Vi sono opinioni discordanti, tra gli studiosi, in merito a natura ed effetti della provocatio. Due sono le opinioni più rilevanti in merito:

  1. Mommsen: opinione tradizionale. Considera la provocazione come un appello e il giudizio popolare come un giudizio di seconda istanza.
  2. Kunkel: critica la concezione di Mommsen. Ha negato alla provocatio il carattere di impugnazione di una decisione magistratuale, qualificandola come un l’istituzione politica emersa nel corso delle lotte patrizio-plebee, che ottenne una sanzione legale solo in virtù dell’ultima Lex Valeria – 300 a.C.

Fino a tale data la provocatio sarebbe stato mezzo di lotta rivoluzionaria fondato sulla forza politica dei plebei. Si concretizzata in un’invocazione del perseguito alla massa della plebe per proteggerlo dall’esercizio arbitrario del ius coercitionis da parte del magistrato patrizio.

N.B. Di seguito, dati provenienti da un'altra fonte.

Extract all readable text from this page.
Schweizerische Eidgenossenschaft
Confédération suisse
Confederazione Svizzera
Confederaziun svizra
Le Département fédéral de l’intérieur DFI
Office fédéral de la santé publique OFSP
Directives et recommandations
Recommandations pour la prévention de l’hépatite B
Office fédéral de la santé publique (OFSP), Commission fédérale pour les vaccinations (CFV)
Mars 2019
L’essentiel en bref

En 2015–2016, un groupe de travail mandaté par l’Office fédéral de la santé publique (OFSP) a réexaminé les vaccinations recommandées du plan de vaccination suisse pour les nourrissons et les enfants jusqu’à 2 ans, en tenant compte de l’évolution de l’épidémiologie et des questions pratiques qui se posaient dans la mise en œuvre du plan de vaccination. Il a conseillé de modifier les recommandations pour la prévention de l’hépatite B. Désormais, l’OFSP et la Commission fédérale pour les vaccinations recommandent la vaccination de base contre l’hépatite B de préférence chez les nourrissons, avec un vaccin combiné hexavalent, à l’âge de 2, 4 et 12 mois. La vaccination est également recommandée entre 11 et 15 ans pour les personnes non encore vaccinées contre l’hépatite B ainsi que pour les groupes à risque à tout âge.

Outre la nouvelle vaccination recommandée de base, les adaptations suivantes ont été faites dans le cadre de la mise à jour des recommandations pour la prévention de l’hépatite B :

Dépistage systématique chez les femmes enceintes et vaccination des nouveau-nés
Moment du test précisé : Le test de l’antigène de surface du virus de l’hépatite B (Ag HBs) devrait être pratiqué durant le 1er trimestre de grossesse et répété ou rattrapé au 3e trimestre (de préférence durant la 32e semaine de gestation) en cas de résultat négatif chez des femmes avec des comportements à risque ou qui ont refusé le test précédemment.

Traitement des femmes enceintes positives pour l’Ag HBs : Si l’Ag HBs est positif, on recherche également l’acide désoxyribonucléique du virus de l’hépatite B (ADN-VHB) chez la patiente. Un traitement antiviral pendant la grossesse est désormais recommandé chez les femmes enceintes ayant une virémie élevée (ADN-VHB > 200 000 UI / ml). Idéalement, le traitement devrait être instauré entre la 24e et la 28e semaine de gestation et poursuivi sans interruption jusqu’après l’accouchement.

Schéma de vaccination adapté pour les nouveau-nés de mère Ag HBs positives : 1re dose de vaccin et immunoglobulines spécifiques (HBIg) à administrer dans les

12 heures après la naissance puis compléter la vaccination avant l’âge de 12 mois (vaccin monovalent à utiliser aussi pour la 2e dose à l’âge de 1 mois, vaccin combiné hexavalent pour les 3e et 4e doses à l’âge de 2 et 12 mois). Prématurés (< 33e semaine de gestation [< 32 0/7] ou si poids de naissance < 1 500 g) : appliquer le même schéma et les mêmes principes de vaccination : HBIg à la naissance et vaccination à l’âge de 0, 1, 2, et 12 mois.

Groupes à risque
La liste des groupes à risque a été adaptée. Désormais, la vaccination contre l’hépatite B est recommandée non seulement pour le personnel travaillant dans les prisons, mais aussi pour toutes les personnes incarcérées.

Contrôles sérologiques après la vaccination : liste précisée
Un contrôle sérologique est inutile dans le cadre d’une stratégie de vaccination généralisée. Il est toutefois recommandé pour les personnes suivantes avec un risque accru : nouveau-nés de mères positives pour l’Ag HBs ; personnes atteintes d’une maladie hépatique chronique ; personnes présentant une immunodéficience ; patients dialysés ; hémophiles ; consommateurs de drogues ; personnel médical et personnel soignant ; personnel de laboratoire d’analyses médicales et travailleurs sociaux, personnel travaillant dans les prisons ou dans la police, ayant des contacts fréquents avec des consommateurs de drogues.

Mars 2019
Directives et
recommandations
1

Lo studio delle fonti rende però difficile accettare le due tesi. Già prima dell’età regia l’esercizio della potestà giudiziaria era passata al popolo, e al re era rimasta soltanto la coercitio connessa con la titolarità dell’imperium.

Il magistrato repubblicano non aveva facoltà di giudicare, ma solo quella di procedere coattivamente contro chi contravveniva ai suoi ordini o impediva l’esercizio delle sue funzioni. Contro gli eccessi di tale coercizione che il magistrato esercitava come detentore del supremo potere di comando fu introdotta la provocatio.

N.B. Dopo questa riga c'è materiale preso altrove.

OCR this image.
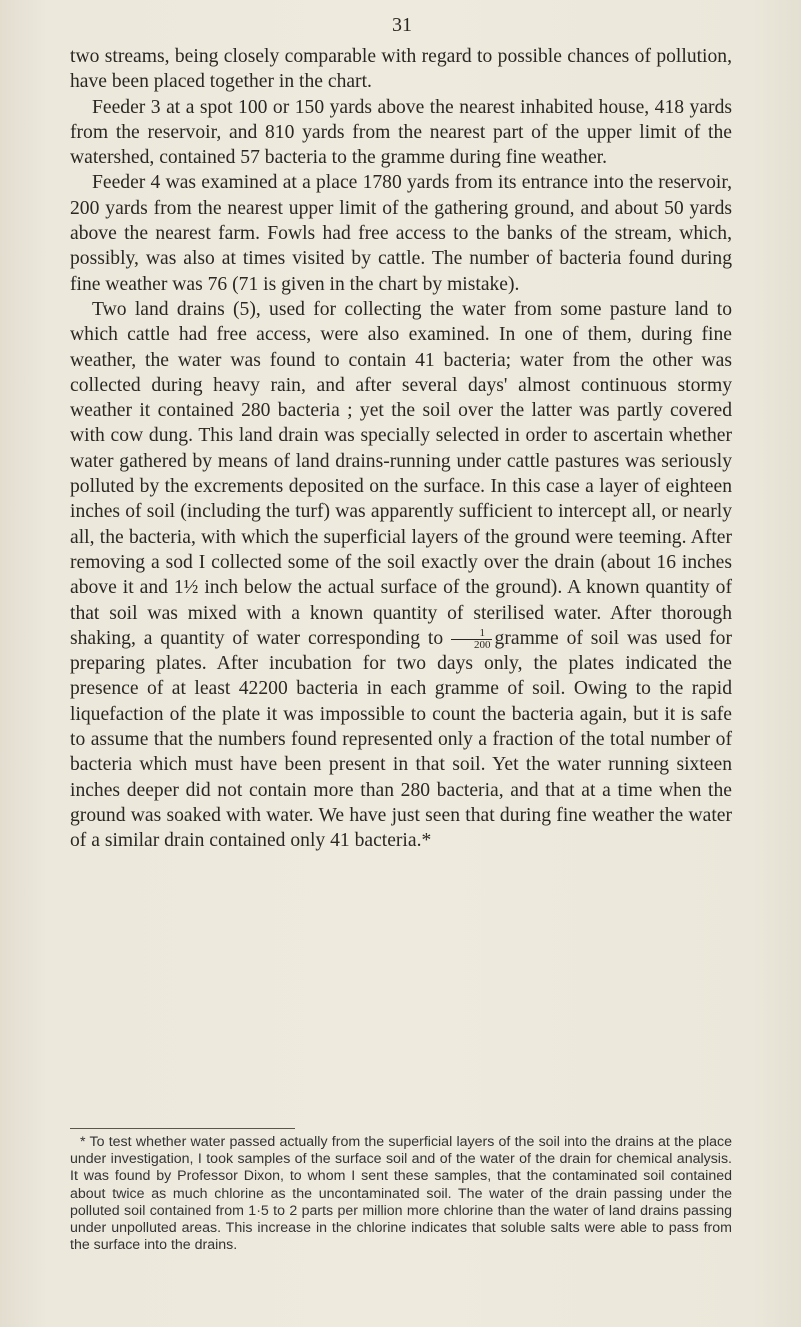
31

two streams, being closely comparable with regard to possible chances of pollution, have been placed together in the chart.

Feeder 3 at a spot 100 or 150 yards above the nearest inhabited house, 418 yards from the reservoir, and 810 yards from the nearest part of the upper limit of the watershed, contained 57 bacteria to the gramme during fine weather.

Feeder 4 was examined at a place 1780 yards from its entrance into the reservoir, 200 yards from the nearest upper limit of the gathering ground, and about 50 yards above the nearest farm. Fowls had free access to the banks of the stream, which, possibly, was also at times visited by cattle. The number of bacteria found during fine weather was 76 (71 is given in the chart by mistake).

Two land drains (5), used for collecting the water from some pasture land to which cattle had free access, were also examined. In one of them, during fine weather, the water was found to contain 41 bacteria; water from the other was collected during heavy rain, and after several days' almost continuous stormy weather it contained 280 bacteria ; yet the soil over the latter was partly covered with cow dung. This land drain was specially selected in order to ascertain whether water gathered by means of land drains-running under cattle pastures was seriously polluted by the excrements deposited on the surface. In this case a layer of eighteen inches of soil (including the turf) was apparently sufficient to intercept all, or nearly all, the bacteria, with which the superficial layers of the ground were teeming. After removing a sod I collected some of the soil exactly over the drain (about 16 inches above it and 1½ inch below the actual surface of the ground). A known quantity of that soil was mixed with a known quantity of sterilised water. After thorough shaking, a quantity of water corresponding to $\frac{1}{200}$ gramme of soil was used for preparing plates. After incubation for two days only, the plates indicated the presence of at least 42200 bacteria in each gramme of soil. Owing to the rapid liquefaction of the plate it was impossible to count the bacteria again, but it is safe to assume that the numbers found represented only a fraction of the total number of bacteria which must have been present in that soil. Yet the water running sixteen inches deeper did not contain more than 280 bacteria, and that at a time when the ground was soaked with water. We have just seen that during fine weather the water of a similar drain contained only 41 bacteria.*

* To test whether water passed actually from the superficial layers of the soil into the drains at the place under investigation, I took samples of the surface soil and of the water of the drain for chemical analysis. It was found by Professor Dixon, to whom I sent these samples, that the contaminated soil contained about twice as much chlorine as the uncontaminated soil. The water of the drain passing under the polluted soil contained from 1·5 to 2 parts per million more chlorine than the water of land drains passing under unpolluted areas. This increase in the chlorine indicates that soluble salts were able to pass from the surface into the drains.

Le fonti rivelano che la provocatio non presupponeva né un procedimento né una sentenza di condanna, ma il semplice esercizio del ius coercitionis. Osservazione analoghe possono farsi relativamente alle provocationes, di cui si hanno sicuri esempi in età storica contro provvedimenti del pontefice massimo verso sacerdoti ad esso sottoposti.

Il ricorso non è diretto verso una pronuncia giudiziale, ma verso una misura coercitiva amministrativa, espressione del potere disciplinare del pontefice. Lo stesso Cicerone distingue tra:

  • coercitio soggetta a provocazione
  • giurisdizione criminale

Il magistrato ha facoltà di procedere coattivamente contro chi contravviene ai suoi ordini, salvo i casi di:

  • intercessio di uno dei colleghi
  • provocatio ad populum del perseguito

Se, invece, il magistrato intende infliggere una sanzione penale deve chiamare il popolo a pronunciarsi.

Pertanto la provocatio non può essere definita un appello al popolo, come sostenuto da Mommsen, poiché l’appello presuppone il precedente giudizio di un magistrato, che in questo caso è assente. L’intervento coercitivo è infatti un atto di amministrazione e non di giurisdizione. È plausibile ritenere che la provocatio avesse natura giuridica di un atto di opposizione alla coercitio dei magistrati, accompagnato alla richiesta di un processo davanti ai comizi.

Anche la tesi di Kunkel appare infondata. Egli infatti sosteneva che la provocatio fosse un’istituzione politica priva di rapporti col processo comiziale, ed assumeva la connotazione di un rimedio coincidente con l’auxilium tribunicium, sebbene gli antichi parlino in modo esplicito di 2 mezzi di difesa concorrenti e distinti l’uno dall’altro.